If we assume that investment gains and your mortgage interest rate are the same (which, 7% is a bit conservative for historic stock market gains) then you want to be modeling taxes as your largest variable. Ask an accountant!

Quick research suggests that the mortgage interest deduction is capped at $750,000. You'll be deducting your interest at a rate that's likely much higher than the 15% which is (likely, eventually) the rate you're paying on investment gains.

Here's a simplified illustration (with round numbers to help my tired brain)

I invest $100 and it appreciates by 10% in a year. That's a $10 gain, on which I have to pay $1.50 in federal taxes (assuming I hold it long enough for long-term 15% tax rates). So my net is $8.50.

Instead, I spend $100 to pay down my mortgage at 10%. After a year, I've saved $10 in interest. I also get to deduct $10 less on my taxes. I pay roughly 25% in federal taxes, so I've reduced my tax deduction by $2.50. Net benefit from my $100 is $7.50. Should've invested instead!


If I were you, I would aim for an initial principle of $750k because that's your sweet spot for tax deduction, PMI, and favorable interest rates.

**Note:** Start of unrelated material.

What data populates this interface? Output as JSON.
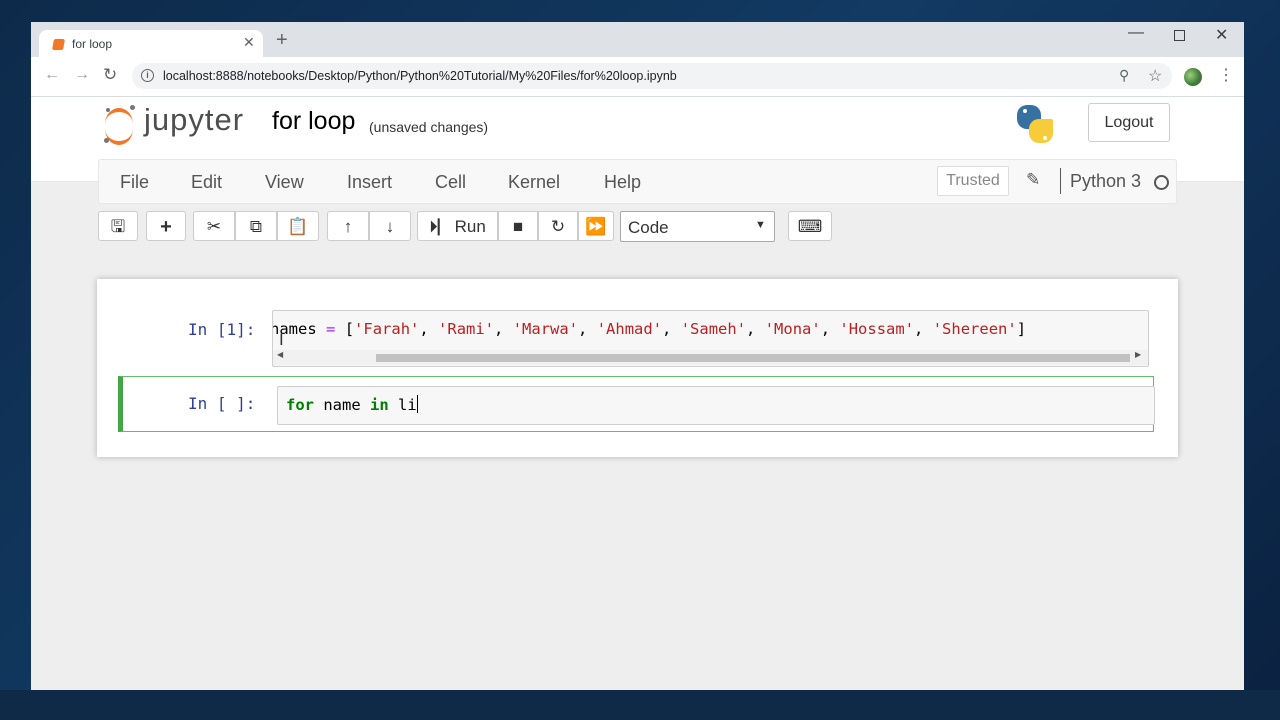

I'd also try to minimize points or additional closing fees even it means a slightly higher interest rate in order avoid liquidating stock. THAT is because I have never held a mortgage for more than 3-4 years without either moving or refinancing, and as soon as you do that your points are just wasted money.

If you imagine a future in which the stock market starts to produce consistently worse-than-7% gains, then you are probably also imagining a future in which interest rates have dropped, so you're no longer stuck paying 7% in that scenario anyway. Having slightly over 20% equity in the house allows you to refinance without having to kick in extra cash, even if the housing market slumps a bit. The BIGGEST mistake you can make in this whole decision is failing to refinance when rates are lower.


Disclaimers/personal baggage:

1) I bought my first house in 1998, and interest rates have trended downwards ever since. This accounts for my assumption that no one loan will last more than a few years -- I've only owned 3 houses but have had 10 or so different mortgages.

2) I live in constant fear of the wolf at the door, and always keep a couple of year's salary available as a hedge against disability or other forms of unemployability. So I can't really imagine cashing in your $250k which I would need as a security blanket.

3) I'm not a tax or mortgage professional, just a compulsive optimizer.
posted by eraserbones at 12:36 PM on February 27 [2 favorites]


Can you afford a 15-year mortgage instead of 30-year? An extra $2k a month saves $500-600k in interest over lifetime of $750k loan at 7%. Personally I'd forget about the cashing in stock complication, then play the capitalists' game as designed by putting 20% ($200k) down and stash the extra $50k you have saved to guarantee you have the first 4 years of extra mortgage payments covered.
posted by Press Butt.on to Check at 6:21 AM on February 28 [1 favorite]


Also I think your choices will be much easier to think about once you have found an actual house you want to buy and have actual numbers to work with.